Lo studio di queste immagini e del loro significato simbolico divenne ben presto un compito essenziale per molte generazioni di iniziati. Tuttavia, l’ambito geografico in cui esse erano conosciute restò, per molto tempo, alquanto ristretto. Questa situazione cambiò grazie all’iniziativa di una sacerdotessa consacrata alla Luna, donna molto potente ed influente poiché riconosciuta quale depositaria di una grande saggezza ancestrale. Costei, ad un certo punto, ritenne che fosse giunto il momento di diffondere, nel mondo di cui allora si intuiva l’esistenza, la conoscenza acquisita dal suo popolo e tramandata di generazione in generazione; volle, dunque, sondare la disponibilità di vari gruppi di iniziati ad intraprendere quest’Opera. Si trattava di un compito molto rischioso, perchè comportava la necessità di intraprendere lunghi viaggi attraverso territori inospitali e in gran parte sconosciuti. Ciò nonostante, l’autorevolezza di questa sacerdotessa era tale che furono in molti ad accogliere, con impareggiabile devozione nei confronti del Servizio, il suo invito. Questi uomini, dunque, si misero in viaggio dopo essersi organizzati in gruppi, ciascuno dei quali prese una diversa direzione. Essi ritenevano un loro preciso compito quello di diffondere il Sapere acquisito nelle proprie terre di origine, ma svolsero tale Opera con grande discrezione, senza alcun clamore: non intendevano, infatti, fare proselitismo, bensì farsi portatori silenziosi di un messaggio destinato all’umanità intera. Costituivano parte integrante del loro bagaglio sapienziale le immagini simboliche che, molto tempo dopo, avrebbero ispirato la creazione dei Tarocchi. Fu in particolar modo sul suolo d’Egitto che tale conoscenza trovò terreno fertile sul quale attecchire e prosperare.

Ad una mia precisa domanda è stato risposto che, all’epoca in cui questa conoscenza approdò in Egitto (indicativamente intorno al 7.000 a.C.), la Sfinge di Giza esisteva già: essa era considerata una “chiave” in grado di aprire un portale “ultradimensionale”. Ho posto questa domanda per provare ad inquadrare meglio l’epoca in cui si decise di inserire l’enigmatica Sfinge tra le immagini dei Tarocchi (essa è oggi raffigurata nell’Arcano X, “La Ruota della Fortuna”). In base alle informazioni che ho ricevuto da Akasha, non solo l’immagine della Sfinge, ma anche quella della Ruota sarebbe entrata a far parte di questo antico “repertorio” di simboli già durante l’antichità egizia. Il “macchinario” che costituisce la Ruota raffigurata nell’Arcano X sarebbe stato ispirato – sempre secondo Akasha – dai mulini ad acqua. Svolgendo una breve ricerca volta a chiarire se questa intuizione potesse avere un reale fondamento, ho scoperto che, storicamente, i mulini ad acqua sembrano avere origini antichissime: già i Sumeri, stanziati in Mesopotamia, ne avrebbero sperimentato l’utilizzo. Ricordo che – per quanto ciò non provi in maniera inconfutabile l’esistenza di un collegamento – la Ruota dei Tarocchi di Marsiglia sembra “galleggiare” sull’acqua.

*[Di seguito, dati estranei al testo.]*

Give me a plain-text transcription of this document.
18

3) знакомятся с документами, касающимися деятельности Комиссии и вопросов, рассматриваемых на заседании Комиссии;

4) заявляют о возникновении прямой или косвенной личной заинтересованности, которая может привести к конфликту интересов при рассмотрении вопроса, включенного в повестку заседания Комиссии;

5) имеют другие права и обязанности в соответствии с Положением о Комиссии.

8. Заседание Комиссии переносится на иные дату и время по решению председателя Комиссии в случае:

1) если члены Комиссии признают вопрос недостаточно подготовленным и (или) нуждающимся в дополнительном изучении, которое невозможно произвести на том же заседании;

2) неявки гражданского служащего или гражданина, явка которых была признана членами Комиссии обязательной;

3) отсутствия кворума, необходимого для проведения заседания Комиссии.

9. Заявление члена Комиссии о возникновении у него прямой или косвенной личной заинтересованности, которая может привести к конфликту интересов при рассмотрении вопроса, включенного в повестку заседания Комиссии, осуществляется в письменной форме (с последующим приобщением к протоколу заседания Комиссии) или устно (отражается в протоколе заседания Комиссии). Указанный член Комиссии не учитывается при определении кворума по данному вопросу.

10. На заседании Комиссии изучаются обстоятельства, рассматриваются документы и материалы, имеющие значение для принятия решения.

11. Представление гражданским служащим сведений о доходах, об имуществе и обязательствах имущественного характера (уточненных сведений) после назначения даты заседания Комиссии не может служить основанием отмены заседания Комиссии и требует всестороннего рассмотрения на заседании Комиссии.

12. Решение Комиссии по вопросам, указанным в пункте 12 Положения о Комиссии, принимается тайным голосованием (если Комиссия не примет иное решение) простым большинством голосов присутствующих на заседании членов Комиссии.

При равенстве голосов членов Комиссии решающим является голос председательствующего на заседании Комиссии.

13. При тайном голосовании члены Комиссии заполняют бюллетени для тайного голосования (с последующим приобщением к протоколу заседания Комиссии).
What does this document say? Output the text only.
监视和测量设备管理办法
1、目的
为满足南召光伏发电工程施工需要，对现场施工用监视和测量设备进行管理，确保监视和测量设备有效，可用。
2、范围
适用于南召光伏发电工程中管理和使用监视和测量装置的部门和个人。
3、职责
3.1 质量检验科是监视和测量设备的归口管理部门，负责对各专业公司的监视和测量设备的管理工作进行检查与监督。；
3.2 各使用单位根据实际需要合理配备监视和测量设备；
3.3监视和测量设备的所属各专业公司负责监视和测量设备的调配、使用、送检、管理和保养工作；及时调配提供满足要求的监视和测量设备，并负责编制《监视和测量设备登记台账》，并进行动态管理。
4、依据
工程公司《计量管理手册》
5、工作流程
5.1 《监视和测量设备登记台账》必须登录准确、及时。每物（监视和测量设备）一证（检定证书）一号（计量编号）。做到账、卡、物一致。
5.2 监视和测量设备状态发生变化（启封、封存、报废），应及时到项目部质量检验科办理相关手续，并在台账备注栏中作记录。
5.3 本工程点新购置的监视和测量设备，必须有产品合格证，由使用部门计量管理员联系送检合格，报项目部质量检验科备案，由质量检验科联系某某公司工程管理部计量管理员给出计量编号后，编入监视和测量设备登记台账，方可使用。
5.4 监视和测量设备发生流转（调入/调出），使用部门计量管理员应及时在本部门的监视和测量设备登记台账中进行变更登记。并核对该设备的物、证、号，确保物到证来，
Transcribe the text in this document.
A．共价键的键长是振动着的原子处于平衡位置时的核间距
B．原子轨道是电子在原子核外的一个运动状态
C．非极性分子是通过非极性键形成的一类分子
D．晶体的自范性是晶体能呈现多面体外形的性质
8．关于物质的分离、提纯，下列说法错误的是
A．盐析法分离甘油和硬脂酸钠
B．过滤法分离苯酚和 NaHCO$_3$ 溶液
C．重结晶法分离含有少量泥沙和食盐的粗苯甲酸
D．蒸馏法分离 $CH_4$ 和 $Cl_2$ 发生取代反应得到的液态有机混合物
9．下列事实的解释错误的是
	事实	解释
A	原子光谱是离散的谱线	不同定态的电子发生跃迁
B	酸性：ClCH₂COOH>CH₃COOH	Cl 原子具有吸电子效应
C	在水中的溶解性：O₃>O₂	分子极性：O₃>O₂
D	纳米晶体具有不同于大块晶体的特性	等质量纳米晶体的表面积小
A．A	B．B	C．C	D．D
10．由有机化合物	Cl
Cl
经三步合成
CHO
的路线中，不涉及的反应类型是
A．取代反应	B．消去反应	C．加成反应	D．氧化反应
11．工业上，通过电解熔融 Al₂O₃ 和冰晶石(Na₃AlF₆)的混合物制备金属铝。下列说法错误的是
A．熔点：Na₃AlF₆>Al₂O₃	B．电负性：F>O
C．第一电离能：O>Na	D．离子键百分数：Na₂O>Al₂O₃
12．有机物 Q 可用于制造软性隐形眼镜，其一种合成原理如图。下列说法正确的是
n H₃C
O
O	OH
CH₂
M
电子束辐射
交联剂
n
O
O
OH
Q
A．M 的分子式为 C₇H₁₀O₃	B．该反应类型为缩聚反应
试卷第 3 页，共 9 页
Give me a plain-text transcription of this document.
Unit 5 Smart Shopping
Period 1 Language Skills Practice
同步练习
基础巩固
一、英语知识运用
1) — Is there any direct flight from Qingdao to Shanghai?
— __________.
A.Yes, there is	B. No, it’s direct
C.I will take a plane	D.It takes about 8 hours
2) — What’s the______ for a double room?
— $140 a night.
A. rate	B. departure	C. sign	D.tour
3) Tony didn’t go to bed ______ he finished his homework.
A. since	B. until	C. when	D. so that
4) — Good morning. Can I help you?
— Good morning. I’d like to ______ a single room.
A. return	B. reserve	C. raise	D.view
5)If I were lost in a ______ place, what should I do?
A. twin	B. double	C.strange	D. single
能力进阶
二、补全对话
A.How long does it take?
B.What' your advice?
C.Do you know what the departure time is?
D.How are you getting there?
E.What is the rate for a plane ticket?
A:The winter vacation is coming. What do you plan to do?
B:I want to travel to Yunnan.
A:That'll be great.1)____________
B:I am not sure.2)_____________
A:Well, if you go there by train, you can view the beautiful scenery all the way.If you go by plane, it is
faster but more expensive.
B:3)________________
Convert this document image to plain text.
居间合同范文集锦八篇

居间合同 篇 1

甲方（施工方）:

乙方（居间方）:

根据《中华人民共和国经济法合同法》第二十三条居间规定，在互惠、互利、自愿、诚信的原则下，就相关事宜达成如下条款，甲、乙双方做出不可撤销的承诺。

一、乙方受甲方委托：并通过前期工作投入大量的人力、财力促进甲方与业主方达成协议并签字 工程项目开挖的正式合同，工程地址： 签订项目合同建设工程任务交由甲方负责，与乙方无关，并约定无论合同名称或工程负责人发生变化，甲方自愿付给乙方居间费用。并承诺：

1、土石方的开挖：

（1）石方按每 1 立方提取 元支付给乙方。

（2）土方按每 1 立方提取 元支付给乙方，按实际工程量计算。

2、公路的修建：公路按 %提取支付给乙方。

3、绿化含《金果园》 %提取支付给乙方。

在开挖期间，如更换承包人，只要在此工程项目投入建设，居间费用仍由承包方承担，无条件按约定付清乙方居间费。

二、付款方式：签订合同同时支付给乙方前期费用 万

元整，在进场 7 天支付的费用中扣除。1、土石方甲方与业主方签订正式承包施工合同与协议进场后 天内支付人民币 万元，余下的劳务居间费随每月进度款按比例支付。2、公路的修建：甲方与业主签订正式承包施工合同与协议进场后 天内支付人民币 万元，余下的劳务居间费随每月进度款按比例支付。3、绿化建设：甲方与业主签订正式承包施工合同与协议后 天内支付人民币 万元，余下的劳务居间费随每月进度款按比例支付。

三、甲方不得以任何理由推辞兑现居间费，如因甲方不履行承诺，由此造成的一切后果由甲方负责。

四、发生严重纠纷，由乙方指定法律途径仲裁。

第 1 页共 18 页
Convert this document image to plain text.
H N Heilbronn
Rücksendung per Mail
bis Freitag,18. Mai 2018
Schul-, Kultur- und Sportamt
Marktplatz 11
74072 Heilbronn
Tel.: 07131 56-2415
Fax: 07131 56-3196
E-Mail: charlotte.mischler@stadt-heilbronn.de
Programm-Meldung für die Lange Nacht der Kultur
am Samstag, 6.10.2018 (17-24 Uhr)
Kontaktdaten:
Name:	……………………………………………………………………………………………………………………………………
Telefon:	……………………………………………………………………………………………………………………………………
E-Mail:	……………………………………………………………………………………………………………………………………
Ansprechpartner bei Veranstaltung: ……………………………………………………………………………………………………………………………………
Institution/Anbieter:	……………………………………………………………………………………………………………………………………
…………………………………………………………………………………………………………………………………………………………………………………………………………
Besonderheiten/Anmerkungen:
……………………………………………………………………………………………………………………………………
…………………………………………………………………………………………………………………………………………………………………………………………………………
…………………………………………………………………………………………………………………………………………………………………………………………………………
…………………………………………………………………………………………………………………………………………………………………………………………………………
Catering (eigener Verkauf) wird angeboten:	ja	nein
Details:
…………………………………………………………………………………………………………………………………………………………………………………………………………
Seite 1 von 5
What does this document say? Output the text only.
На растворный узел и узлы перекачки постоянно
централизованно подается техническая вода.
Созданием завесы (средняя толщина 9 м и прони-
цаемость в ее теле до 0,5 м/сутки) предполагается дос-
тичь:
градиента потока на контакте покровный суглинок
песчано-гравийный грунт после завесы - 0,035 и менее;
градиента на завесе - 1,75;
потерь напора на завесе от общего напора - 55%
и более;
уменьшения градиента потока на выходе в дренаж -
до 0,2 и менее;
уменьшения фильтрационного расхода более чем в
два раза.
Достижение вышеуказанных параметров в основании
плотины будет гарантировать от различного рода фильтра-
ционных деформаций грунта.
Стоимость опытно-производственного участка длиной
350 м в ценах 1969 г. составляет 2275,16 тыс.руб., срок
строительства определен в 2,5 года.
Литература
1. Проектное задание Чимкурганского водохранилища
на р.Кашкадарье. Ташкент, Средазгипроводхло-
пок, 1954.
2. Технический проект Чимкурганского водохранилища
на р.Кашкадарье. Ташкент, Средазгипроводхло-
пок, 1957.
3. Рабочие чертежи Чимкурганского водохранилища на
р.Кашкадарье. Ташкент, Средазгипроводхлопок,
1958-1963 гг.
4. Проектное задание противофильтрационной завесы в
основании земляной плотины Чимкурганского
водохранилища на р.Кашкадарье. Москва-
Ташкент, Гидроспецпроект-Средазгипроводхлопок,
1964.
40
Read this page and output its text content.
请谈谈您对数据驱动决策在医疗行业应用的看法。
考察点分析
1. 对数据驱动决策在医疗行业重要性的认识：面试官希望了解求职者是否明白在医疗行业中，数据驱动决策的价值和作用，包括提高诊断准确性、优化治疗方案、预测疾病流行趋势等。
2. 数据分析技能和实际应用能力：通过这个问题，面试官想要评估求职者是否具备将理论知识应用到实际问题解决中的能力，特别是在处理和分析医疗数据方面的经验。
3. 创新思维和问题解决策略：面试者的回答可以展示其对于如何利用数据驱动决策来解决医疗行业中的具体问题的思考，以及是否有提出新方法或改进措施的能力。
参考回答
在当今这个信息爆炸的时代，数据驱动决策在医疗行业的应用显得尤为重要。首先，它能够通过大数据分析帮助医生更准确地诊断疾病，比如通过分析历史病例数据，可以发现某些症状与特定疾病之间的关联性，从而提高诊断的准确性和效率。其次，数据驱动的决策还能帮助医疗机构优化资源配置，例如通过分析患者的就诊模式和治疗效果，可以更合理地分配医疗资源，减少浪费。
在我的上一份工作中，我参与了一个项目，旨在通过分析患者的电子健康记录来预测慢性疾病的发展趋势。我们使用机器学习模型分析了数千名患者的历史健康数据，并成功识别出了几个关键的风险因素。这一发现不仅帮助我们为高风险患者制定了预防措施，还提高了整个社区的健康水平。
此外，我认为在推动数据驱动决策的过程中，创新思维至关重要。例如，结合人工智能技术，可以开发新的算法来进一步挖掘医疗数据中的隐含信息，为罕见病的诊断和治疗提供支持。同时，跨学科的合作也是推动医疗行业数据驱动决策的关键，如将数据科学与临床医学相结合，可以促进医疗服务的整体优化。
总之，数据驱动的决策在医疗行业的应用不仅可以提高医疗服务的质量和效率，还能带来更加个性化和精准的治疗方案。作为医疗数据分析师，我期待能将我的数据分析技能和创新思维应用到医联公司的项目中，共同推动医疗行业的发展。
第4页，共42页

Anche in Egitto, come nelle terre d’origine, questa antica conoscenza fu tramandata all’interno di una ristretta cerchia di iniziati, devoti al culto della dea Iside e del figlio di quest’ultima, Horus. E’ necessario ricordare che, tra le pratiche cui tali iniziati si sottoponevano, vi era anche quella della magia sessuale, nel cui ambito le donne assumevano spesso un ruolo preponderante, essendone parte attiva a tutti gli effetti. La contemplazione e lo studio delle immagini simboliche di cui fino ad ora abbiamo parlato costituiva parte integrante ed irrinunciabile del lavoro iniziatico.